La bourgeoisie française durant la seconde guerre est globalement à Vichy : « plutôt Hitler que le front populaire ! » Lorsque De Gaulle rencontre Staline durant l’hiver 1943 c’est pour définir un accord incluant centralement la reconstruction de l’Etat. Le programme du CNR, incluant le mouvement ouvrier organisé, centralement le PCF, définit le cadre de cet accord. La reconstruction de l’Etat se fera au prix de l’octroi d’acquis de civilisation important pour la classe ouvrière. Lors de la campagne présidentielle de 2007, un des responsables du MEDEF soutenant Sarkozy écrit un article de fond intitulé « en finir avec le programme du CNR ». Depuis 1958 la bourgeoisie française a mené une offensive méthodique contre toutes les formes républicaines de l’Etat.
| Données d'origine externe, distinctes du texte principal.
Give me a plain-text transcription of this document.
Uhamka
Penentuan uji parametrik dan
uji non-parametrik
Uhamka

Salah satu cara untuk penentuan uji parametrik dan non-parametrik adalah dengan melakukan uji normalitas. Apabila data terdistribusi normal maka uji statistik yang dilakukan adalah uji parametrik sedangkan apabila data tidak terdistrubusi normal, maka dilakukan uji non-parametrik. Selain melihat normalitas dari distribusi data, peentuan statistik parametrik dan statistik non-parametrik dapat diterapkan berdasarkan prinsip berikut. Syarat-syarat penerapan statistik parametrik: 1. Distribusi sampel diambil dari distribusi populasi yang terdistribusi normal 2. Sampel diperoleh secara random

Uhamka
L’opposition de Chevènement à l’aventure de la première guerre du Golfe puis à Maastricht le conduit à définir un programme politique centré sur l’Etat Nation, la question sociale étant accessoire ; de cette position il passe à l’union des « républicains des deux rives ». La république contre l’Europe libérale.

Cette contagion gagne aussi le mouvement trotskyste, particulièrement sa composante lambertiste : plus j’y réfléchis et plus je pense que un des éléments fondamentaux de sa dérive est le passage, sous prétexte de laïcité, de l’abandon de la FEN et le passage de sa fraction enseignante à FO. Cette dérive s’accompagnera d’une référence programmatique à « la république, une laïque et indivisible ».

Y compris le PG de Mélenchon fait référence à la « patrie républicaine ». La polémique justifiée de Mélenchon contre la visite de Sarkozy au Latran et le discours qu’il y a tenu, ne dépasse pas le cadre d’un attachement aux formes républicaines classiques de l’Etat (lesquelles formes ont quasiment disparu sous la Vème République). Ce n’est pas le fruit du hasard que cette polémique s’exprime d’abord dans une tenue au sein du Grand Orient. Ce n’est pas non plus le fruit du hasard que la polémique portée contre Sarkozy évite soigneusement la question de la laïcité de l’école, grande défaite que nous a infligée le PS.

La caractéristique des courants gauche dans le PS d’Epinay (Chevènement, Poperen pour les fondateurs, puis plus tard Mélenchon) prennent comme point d’ancrage pour se définir face à la gauche européiste, la forme républicaine de l’état et comme modèle de parti ouvrier le PCF ; c’était clair pour Chevènement et Poperen. Mélenchon s’en défendait dans la période où il a construit les bases de son courant la gauche socialiste. Aujourd’hui la politique du PG se calle sur un cadre fixé par la direction du PCF. Il y a là une différence de taille avec le pivertisme qui procédait d’un tissu militant ouvrier riche et qui procédait de la vague révolutionnaire de 1936. S’il faut établir un parallèle historique significatif, Mélenchon est plus proche de Zyromski que de Marceau Pivert.

La question de la nation n’est fondatrice d’aucune opposition sérieuse au capitalisme, d’autant que les formes des institutions publique de l’Etat ont été profondément modifiées, et ce par le PS, notamment à travers les lois de décentralisations (été 82 dans la foulée de la victoire de 81). Jaurès disait : « sans le socialisme, la République est vide ».

Ma conclusion, à l’heure qu’il est, est la suivante : on peut tirer un bilan de ce que un projet pour le socialisme, ne peut et ne doit pas être. Un bilan de l’agonie des formes traditionnelles du mouvement ouvrier, sans doute. Au-delà je ne vois pas comment nourrir le cadre.